Ogni uomo dunque è partecipe di tutti i settori della Tripartizione. Anche se svolge un'attività economica, ha rapporti continui con il mondo giuridico e tutta la sua vita è riferita alla realtà spirituale esprimentesi nelle sue doti innate, nelle vicende del destino, nel suo livello morale, nell'istruzione ricevuta. Se il settore a cui un uomo appartiene, dopo aver conquistato una fattiva autonomia, si pone continuamente in contatto con gli altri, dal momento che questo rapporto non dovrebbe insterilirsi nelle pratiche burocratiche ma incentrarsi sull'incontro fra persone, ne può derivare una maggiore opportunità di partecipazione a tutte le manifestazioni sociali. Viene creata l'occasione, se per esempio si opera culturalmente, di guardare con maggiore impegno agli aspetti economici e giuridici. Viene offerto lo stimolo per iniziare a superare il proprio limitato orizzonte, onde potersi inserire di piú nelle necessità altrui, tenendo conto contemporaneamente, nella propria attività, di quanto di positivo proviene dal di fuori e sentendo l'esigenza di restituire quanto si è ricevuto: con la propria donazione quotidiana prima di tutto, ma anche contribuendo come cittadino maggiorenne alla scelta democratica di buone leggi, inserendosi nella vita spirituale con il proprio arricchimento interiore o mediante una comunità, collaborando come consumatore responsabile alla presenza sul mercato di merci di qualità.

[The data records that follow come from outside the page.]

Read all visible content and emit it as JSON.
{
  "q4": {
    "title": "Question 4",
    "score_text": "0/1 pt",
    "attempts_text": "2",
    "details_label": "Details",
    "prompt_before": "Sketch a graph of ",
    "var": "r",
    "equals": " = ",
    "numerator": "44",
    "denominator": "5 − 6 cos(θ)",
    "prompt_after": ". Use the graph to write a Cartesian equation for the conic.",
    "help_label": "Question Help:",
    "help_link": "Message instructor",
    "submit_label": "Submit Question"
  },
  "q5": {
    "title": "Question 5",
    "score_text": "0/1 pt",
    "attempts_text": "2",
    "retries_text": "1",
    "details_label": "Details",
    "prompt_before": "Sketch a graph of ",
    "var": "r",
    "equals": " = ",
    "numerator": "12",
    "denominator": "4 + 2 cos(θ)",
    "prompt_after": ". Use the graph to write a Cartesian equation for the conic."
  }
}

Purtroppo oggi dietro le categorie, le caste, le classi, il generico collettivismo solidaristico, vi sono quasi sempre conflitti di interesse e di potere, astrazioni dottrinarie e sentimentalismi, non certo autentico spirito sociale. Questo può nascere soltanto da una libera decisione dell'uomo ed egli può essere aiutato in ciò da un assetto della società che attivi la sua individualità piú profonda, richiamandolo ad una maggiore responsabilizzazione, ad una maggiore consapevolezza. In sostanza ad un livello di autocoscienza, frutto di un inizio di liberazione interiore attuato nell'esperienza quotidiana vissuta con un respiro piú ampio, e, per questo, in grado di avvicinarlo alla corrente spirituale del nostro tempo ancora embrionale ma non per questo meno reale dalla quale può trarre il senso della sua missione, sino a concepire se stesso come il portatore cosciente dell'essenza dello Spirito: l'Amore.
Il vero principio della socialità. Non recitato, non supposto a priori, non sognato, ma conquistato, per libera decisione, nella vita pratica, nel posto che si occupa nella società, sino a sentir germogliare la presenza del Divino nell'Io, la comunione con il Logos.

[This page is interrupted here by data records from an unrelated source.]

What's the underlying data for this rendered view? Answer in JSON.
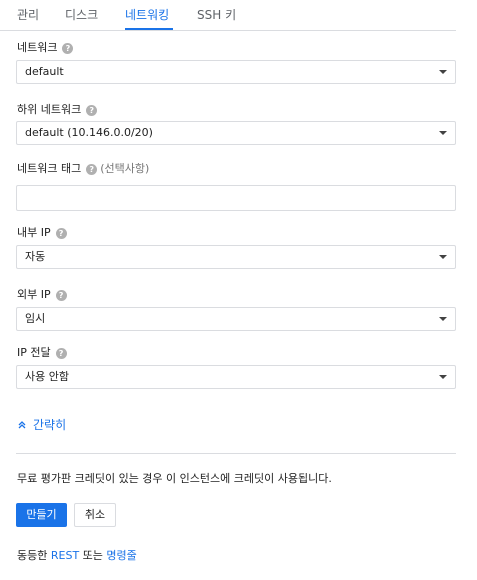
{
  "tabs": {
    "management": "관리",
    "disks": "디스크",
    "networking": "네트워킹",
    "ssh_keys": "SSH 키",
    "active": "networking"
  },
  "help_glyph": "?",
  "fields": {
    "network": {
      "label": "네트워크",
      "value": "default"
    },
    "subnetwork": {
      "label": "하위 네트워크",
      "value": "default (10.146.0.0/20)"
    },
    "network_tags": {
      "label": "네트워크 태그",
      "optional": "(선택사항)",
      "value": ""
    },
    "internal_ip": {
      "label": "내부 IP",
      "value": "자동"
    },
    "external_ip": {
      "label": "외부 IP",
      "value": "임시"
    },
    "ip_forwarding": {
      "label": "IP 전달",
      "value": "사용 안함"
    }
  },
  "collapse": {
    "label": "간략히",
    "icon": "chevron-up-icon"
  },
  "info": "무료 평가판 크레딧이 있는 경우 이 인스턴스에 크레딧이 사용됩니다.",
  "buttons": {
    "create": "만들기",
    "cancel": "취소"
  },
  "footer": {
    "prefix": "동등한",
    "rest": "REST",
    "middle": "또는",
    "command_line": "명령줄"
  },
  "colors": {
    "accent": "#1a73e8",
    "border": "#dadce0",
    "text": "#212121",
    "muted": "#5f6368"
  }
}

Un pensiero spregiudicato, aduso a guardare con oggettività gli eventi, potrebbe prendere in esame l'ipotesi che la concezione della Tripartizione dell'organismo sociale, dietro la sua apparente semplicità, possa aprire nuove prospettive, possa richiamare forze nuove di guarigione e di riscatto sociale. Si potrebbe forse scoprire che la soluzione della questione sociale si pone come risultato di una conquista spirituale decisa liberamente, andando oltre l'artificiosa scissione di un divino confinato in alto e di una realtà quotidiana dominata dalle necessità inferiori; oltre il guscio ormai vuoto delle confessioni religiose e i vincoli oscuri dell'agnosticismo e del materialismo. Sino ad intravedere la luce di un nuovo ordine.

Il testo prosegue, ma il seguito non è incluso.